To start a project, Hevesh first decides which structures or “tricks” to build around. For example, she’ll build a few pyramids or towers, and only then connect them a single line of dominos before knocking it all down. The idea is to create the more complicated structures in a vacuum, so if one of them falls it won’t knock down the entire project. Sure, she’s knocked down a number of her designs by accident, but she says that failure is just a part of the process.
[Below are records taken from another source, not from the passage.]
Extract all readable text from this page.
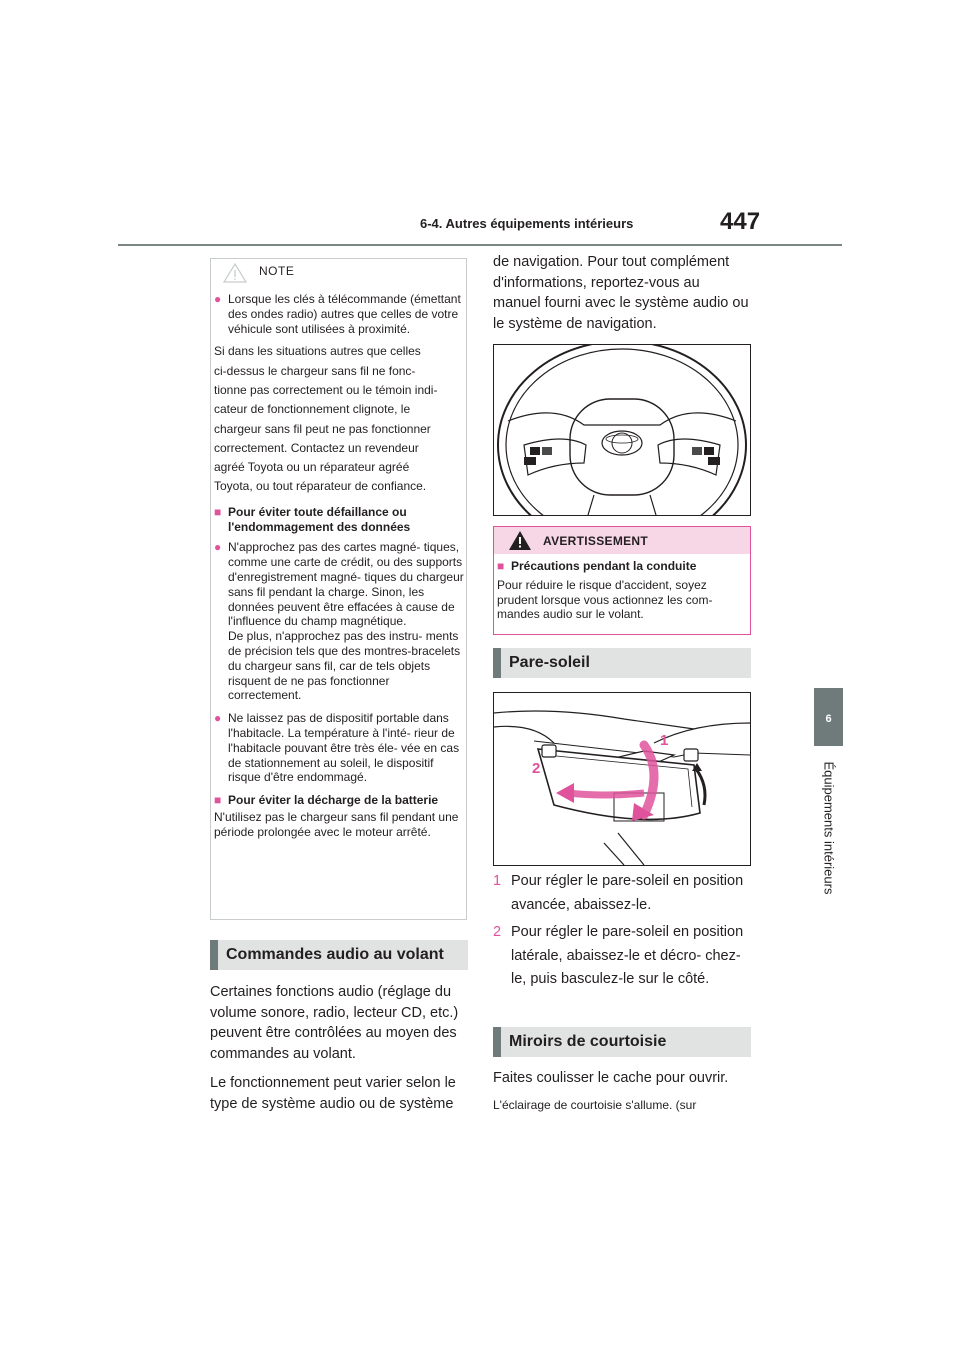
6-4. Autres équipements intérieurs	447
6
Équipements intérieurs
NOTE
● Lorsque les clés à télécommande (émettant des ondes radio) autres que celles de votre véhicule sont utilisées à proximité.

Si dans les situations autres que celles

ci-dessus le chargeur sans fil ne fonc-

tionne pas correctement ou le témoin indi-

cateur de fonctionnement clignote, le

chargeur sans fil peut ne pas fonctionner

correctement. Contactez un revendeur

agréé Toyota ou un réparateur agréé

Toyota, ou tout réparateur de confiance.

■ Pour éviter toute défaillance ou l'endommagement des données
● N'approchez pas des cartes magné- tiques, comme une carte de crédit, ou des supports d'enregistrement magné- tiques du chargeur sans fil pendant la charge. Sinon, les données peuvent être effacées à cause de l'influence du champ magnétique.
De plus, n'approchez pas des instru- ments de précision tels que des montres-bracelets du chargeur sans fil, car de tels objets risquent de ne pas fonctionner correctement.
● Ne laissez pas de dispositif portable dans l'habitacle. La température à l'inté- rieur de l'habitacle pouvant être très éle- vée en cas de stationnement au soleil, le dispositif risque d'être endommagé.
■ Pour éviter la décharge de la batterie

N'utilisez pas le chargeur sans fil pendant une période prolongée avec le moteur arrêté.

Commandes audio au volant

Certaines fonctions audio (réglage du volume sonore, radio, lecteur CD, etc.) peuvent être contrôlées au moyen des commandes au volant.

Le fonctionnement peut varier selon le type de système audio ou de système

de navigation. Pour tout complément d'informations, reportez-vous au manuel fourni avec le système audio ou le système de navigation.
AVERTISSEMENT
■ Précautions pendant la conduite

Pour réduire le risque d'accident, soyez prudent lorsque vous actionnez les com- mandes audio sur le volant.

Pare-soleil
1
2
1 Pour régler le pare-soleil en position avancée, abaissez-le.
2 Pour régler le pare-soleil en position latérale, abaissez-le et décro- chez-le, puis basculez-le sur le côté.
Miroirs de courtoisie
Faites coulisser le cache pour ouvrir.
L'éclairage de courtoisie s'allume. (sur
The key is to keep building even after losing hours of work, or even days, to a clumsy step.

While her videos make the process look easy, a lot of painstaking work that goes into each ‘setup.’ For her favorite project, “The Amazing Triple Spiral,” Hevesh spent 25 hours setting up 15,000 dominos. She also works with teams to build even more complicated and elaborate projects. She was one of two lead artists on this insane set, which took 19 builders a full week to build.

So what sets her apart? Hevesh says it’s her freeform style. “I like go all over the place with my setups,” she says, so people “can always be surprised by what's going to come next.”

After her first viral video in 2013, Hevesh realized this was much more than just a hobby. Today she’s an artist for hire, building logos out of dominos for companies like Gillette, Toyota, and Honda. While it’s a dream job, she says her ultimate goal isn’t simply financial: She wants to spread her love of domino art to new audiences around the world, and hopes her videos will inspire more kids to get involved in STEAM (Science, Technology, Engineering, Art, Math) related hobbies. But she’s also quick to admit that she simply loves the feeling she gets while watching one of her projects come crashing down.